Gordon Finch of the board’s financial committee recommended VIPA write off the Customs’ balance. According to him, most of the write offs are “unsolvable, and this is just a formal process to clear the books. Just because it is written off doesn’t mean it will disappear.”
“This is the second prong of a collection plan. The first prong was to stop the bleeding,” he said.
Documents submitted by Finch state that “as of 2008, Customs became delinquent in its [sic] submission of user fees collected on behalf of the VIPA. The result is a large receivable on the books.”
Originally, VIPA selected Customs to collect user fees for cargo in and out of the territory, according to background information in Finch’s documents. The consequence is several millions in debt that Customs cannot pay.
VIPA wrote off $6.2 million in Customs debt in fiscal year 2009 and received $1.7 million from Customs in fiscal year 2010, but no other payments have been made. VIPA began collecting their own cargo fees in March 2011.

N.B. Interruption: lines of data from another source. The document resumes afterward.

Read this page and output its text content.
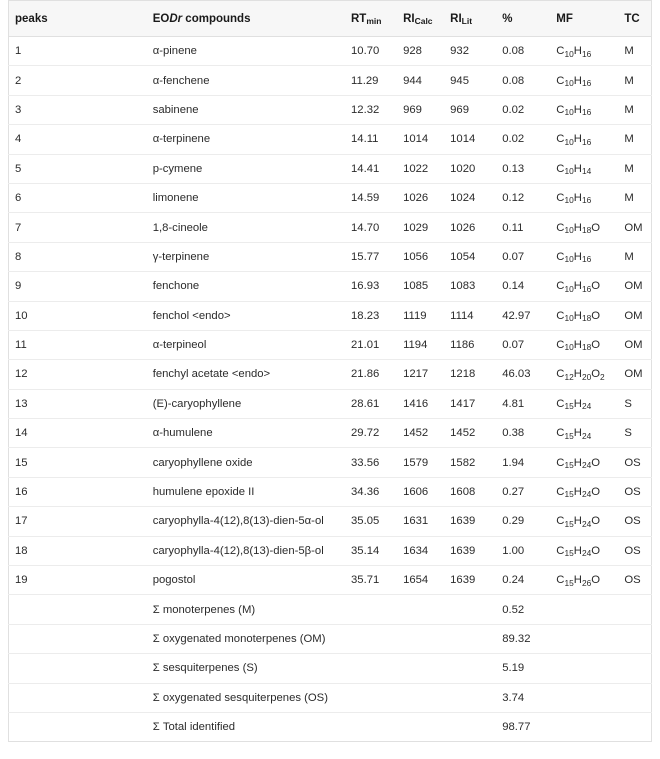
peaks	EODr compounds	$RT_{min}$	$RI_{Calc}$	$RI_{Lit}$	%	MF	TC
1	α-pinene	10.70	928	932	0.08	$C_{10}H_{16}$	M
2	α-fenchene	11.29	944	945	0.08	$C_{10}H_{16}$	M
3	sabinene	12.32	969	969	0.02	$C_{10}H_{16}$	M
4	α-terpinene	14.11	1014	1014	0.02	$C_{10}H_{16}$	M
5	p-cymene	14.41	1022	1020	0.13	$C_{10}H_{14}$	M
6	limonene	14.59	1026	1024	0.12	$C_{10}H_{16}$	M
7	1,8-cineole	14.70	1029	1026	0.11	$C_{10}H_{18}O$	OM
8	γ-terpinene	15.77	1056	1054	0.07	$C_{10}H_{16}$	M
9	fenchone	16.93	1085	1083	0.14	$C_{10}H_{16}O$	OM
10	fenchol <endo>	18.23	1119	1114	42.97	$C_{10}H_{18}O$	OM
11	α-terpineol	21.01	1194	1186	0.07	$C_{10}H_{18}O$	OM
12	fenchyl acetate <endo>	21.86	1217	1218	46.03	$C_{12}H_{20}O_2$	OM
13	(E)-caryophyllene	28.61	1416	1417	4.81	$C_{15}H_{24}$	S
14	α-humulene	29.72	1452	1452	0.38	$C_{15}H_{24}$	S
15	caryophyllene oxide	33.56	1579	1582	1.94	$C_{15}H_{24}O$	OS
16	humulene epoxide II	34.36	1606	1608	0.27	$C_{15}H_{24}O$	OS
17	caryophylla-4(12),8(13)-dien-5α-ol	35.05	1631	1639	0.29	$C_{15}H_{24}O$	OS
18	caryophylla-4(12),8(13)-dien-5β-ol	35.14	1634	1639	1.00	$C_{15}H_{24}O$	OS
19	pogostol	35.71	1654	1639	0.24	$C_{15}H_{26}O$	OS
	Σ monoterpenes (M)				0.52		
	Σ oxygenated monoterpenes (OM)				89.32		
	Σ sesquiterpenes (S)				5.19		
	Σ oxygenated sesquiterpenes (OS)				3.74		
	Σ Total identified				98.77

Money continued to dominate discussion at Wednesday’s meeting on St. Thomas as each committee discussed the status of other projects, a majority of those also focused on the perpetual theme of money.
Another pressing financial concern is renovating a larger space for the Transportation Security Administration to move into. Interim Executive Director at VIPA Don Mills suggested turning over projects such as these to other departments. That would relieve some of the money woes facing VIPA.
VIPA board members believed they could work strategies in their favor to earn money in other areas.
The V.I. Housing and Finance Authority Director Adrienne Williams proposed a low income credit housing program, but VIPA would have to distribute tax credits as opposed to allocating them for VIPA. The board would have to first locate an entity to buy or lease the land, and then apply for the tax credits.
“There’s not much hope of getting assistance,” said board chairman Robert O’Connor Jr.
All other property committee projects were approved in an attempt to generate more money for VIPA. This includes extending aviation and retail areas, so stores will have more space to bring in more revenue. A larger space also results in an increased rent that goes back to VIPA.
However, Finch worried that the board accepted nearly every opportunity to make money in their financially difficult time without fully considering the outcome.
“Next time we get an application, let’s look at our plan and decide whether or not it fits in with our vision,” he said. “All of the spaces have been leased, but it doesn’t mean they’re still thriving.”
Financial updates for March 2012 show $4.8 million in revenue, or a four percent decrease compared to March 2011 operating expenses. The net increase in assets on March 31, 2012 was $1 million.
Information for fiscal year to date revenues and expenditures was also available. In comparison to 2011 fiscal year, operating revenues increased by one percent, and total operating expenditures increased four percent. The Year-To-Date (YTD) operating loss shows an increase of 63 percent, while total year-to-date non-operating income increased by 21 percent. The net increase in assets is $2.5 million or a 66 percent decrease compared to the 2011 fiscal year.
In the aviation division, revenues increased two percent from March 2011, and current operating expenditures are consistent with March 2011; YTD aviation revenues increased four percent from fiscal year 2011 and YTD aviation operating expenditures show a 12 percent increase.